# How to find slit separation?

## Homework Statement

The green line of gaseous mercury at 546nm fals on a double-slit apparatus.
If the fifth dark fringe is at 0.150 degree from the centerline, what is the slit separaton?

## Homework Equations

d sin (theta) = m* lambda

## The Attempt at a Solution

ok i used the above equatiob to find the d, slit separation
as d=m*lambda/sin(theta)

but im getting the wrong answer....and im not able to figure out the problem....plez
som1 help.....!!

tiny-tim
Homework Helper
Hi patelpalak! (have a lambda: λ and a theta: θ )

Show us your full calculations, and then we can see what went wrong, and we'll know how to help! ok here's what i did

d sin (theta) =m*lamdba

therefore, d=m*lambda/ sin(theta)

m=5, since its fifth fringe
lambda= 546*10^-9
theta = 0.150 degrees

so, d=(5)(546*10^-9)/sin(0.150)

and i get 0.001042 meters
but it gives me wrong answer....!!!!
thats all i did ...

tiny-tim
Homework Helper
Hi patelpalak! (whatever happened to that λ and θ I gave you? )
ok here's what i did

d sin (theta) =m*lamdba

theta = 0.150 degrees

so, d=(5)(546*10^-9)/sin(0.150)

erm … θ has to be in radians!
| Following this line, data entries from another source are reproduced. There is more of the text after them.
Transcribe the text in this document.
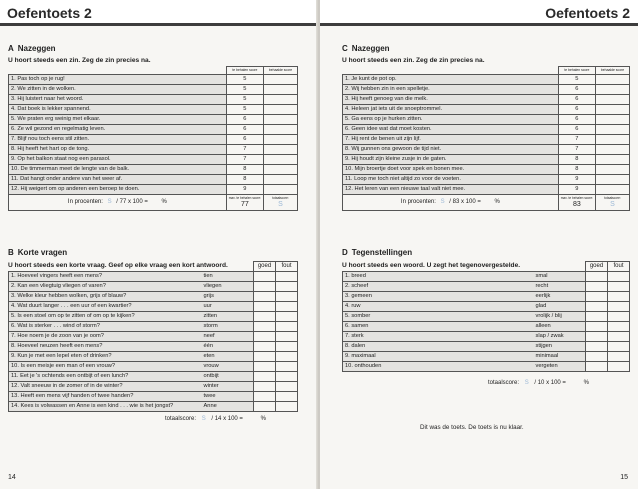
Oefentoets 2
A Nazeggen
U hoort steeds een zin. Zeg de zin precies na.
	te behalen score	behaalde score
1. Pas toch op je rug!	5	
2. We zitten in de wolken.	5	
3. Hij luistert naar het woord.	5	
4. Dat boek is lekker spannend.	5	
5. We praten erg weinig met elkaar.	6	
6. Ze wil gezond en regelmatig leven.	6	
7. Blijf nou toch eens stil zitten.	6	
8. Hij heeft het hart op de tong.	7	
9. Op het balkon staat nog een parasol.	7	
10. De timmerman meet de lengte van de balk.	8	
11. Dat hangt onder andere van het weer af.	8	
12. Hij weigert om op anderen een beroep te doen.	9	
In procenten: S / 77 x 100 = %	max. te behalen score:
77	totaalscore:
S
B Korte vragen
U hoort steeds een korte vraag. Geef op elke vraag een kort antwoord.
			goed	fout
1. Hoeveel vingers heeft een mens?	tien		
2. Kan een vliegtuig vliegen of varen?	vliegen		
3. Welke kleur hebben wolken, grijs of blauw?	grijs		
4. Wat duurt langer . . . een uur of een kwartier?	uur		
5. Is een stoel om op te zitten of om op te kijken?	zitten		
6. Wat is sterker . . . wind of storm?	storm		
7. Hoe noem je de zoon van je oom?	neef		
8. Hoeveel neuzen heeft een mens?	één		
9. Kun je met een lepel eten of drinken?	eten		
10. Is een meisje een man of een vrouw?	vrouw		
11. Eet je 's ochtends een ontbijt of een lunch?	ontbijt		
12. Valt sneeuw in de zomer of in de winter?	winter		
13. Heeft een mens vijf handen of twee handen?	twee		
14. Kees is volwassen en Anne is een kind . . . wie is het jongst?	Anne		
totaalscore: S / 14 x 100 =	%
14
Oefentoets 2
C Nazeggen
U hoort steeds een zin. Zeg de zin precies na.
	te behalen score	behaalde score
1. Je kunt de pot op.	5	
2. Wij hebben zin in een spelletje.	6	
3. Hij heeft genoeg van die melk.	6	
4. Heleen jat iets uit de snoeptrommel.	6	
5. Ga eens op je hurken zitten.	6	
6. Geen idee wat dat moet kosten.	6	
7. Hij rent de benen uit zijn lijf.	7	
8. Wij gunnen ons gewoon de tijd niet.	7	
9. Hij houdt zijn kleine zusje in de gaten.	8	
10. Mijn broertje doet voor spek en bonen mee.	8	
11. Loop me toch niet altijd zo voor de voeten.	9	
12. Het leren van een nieuwe taal valt niet mee.	9	
In procenten: S / 83 x 100 = %	max. te behalen score:
83	totaalscore:
S
D Tegenstellingen
U hoort steeds een woord. U zegt het tegenovergestelde.
			goed	fout
1. breed	smal		
2. scheef	recht		
3. gemeen	eerlijk		
4. ruw	glad		
5. somber	vrolijk / blij		
6. samen	alleen		
7. sterk	slap / zwak		
8. dalen	stijgen		
9. maximaal	minimaal		
10. onthouden	vergeten		
totaalscore: S / 10 x 100 =	%
Dit was de toets. De toets is nu klaar.
15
Hmmm.... If it is a dark fringe, isn't the equation something like:

dsinθ = (m+0.5)λ

?

Also, if my memory serves me correctly, you need to be careful with the order of your minimum. The first minimum has an m value of 0.

Last edited:
ok thanx all i got the answer....
appriciate your help....thanx once again!!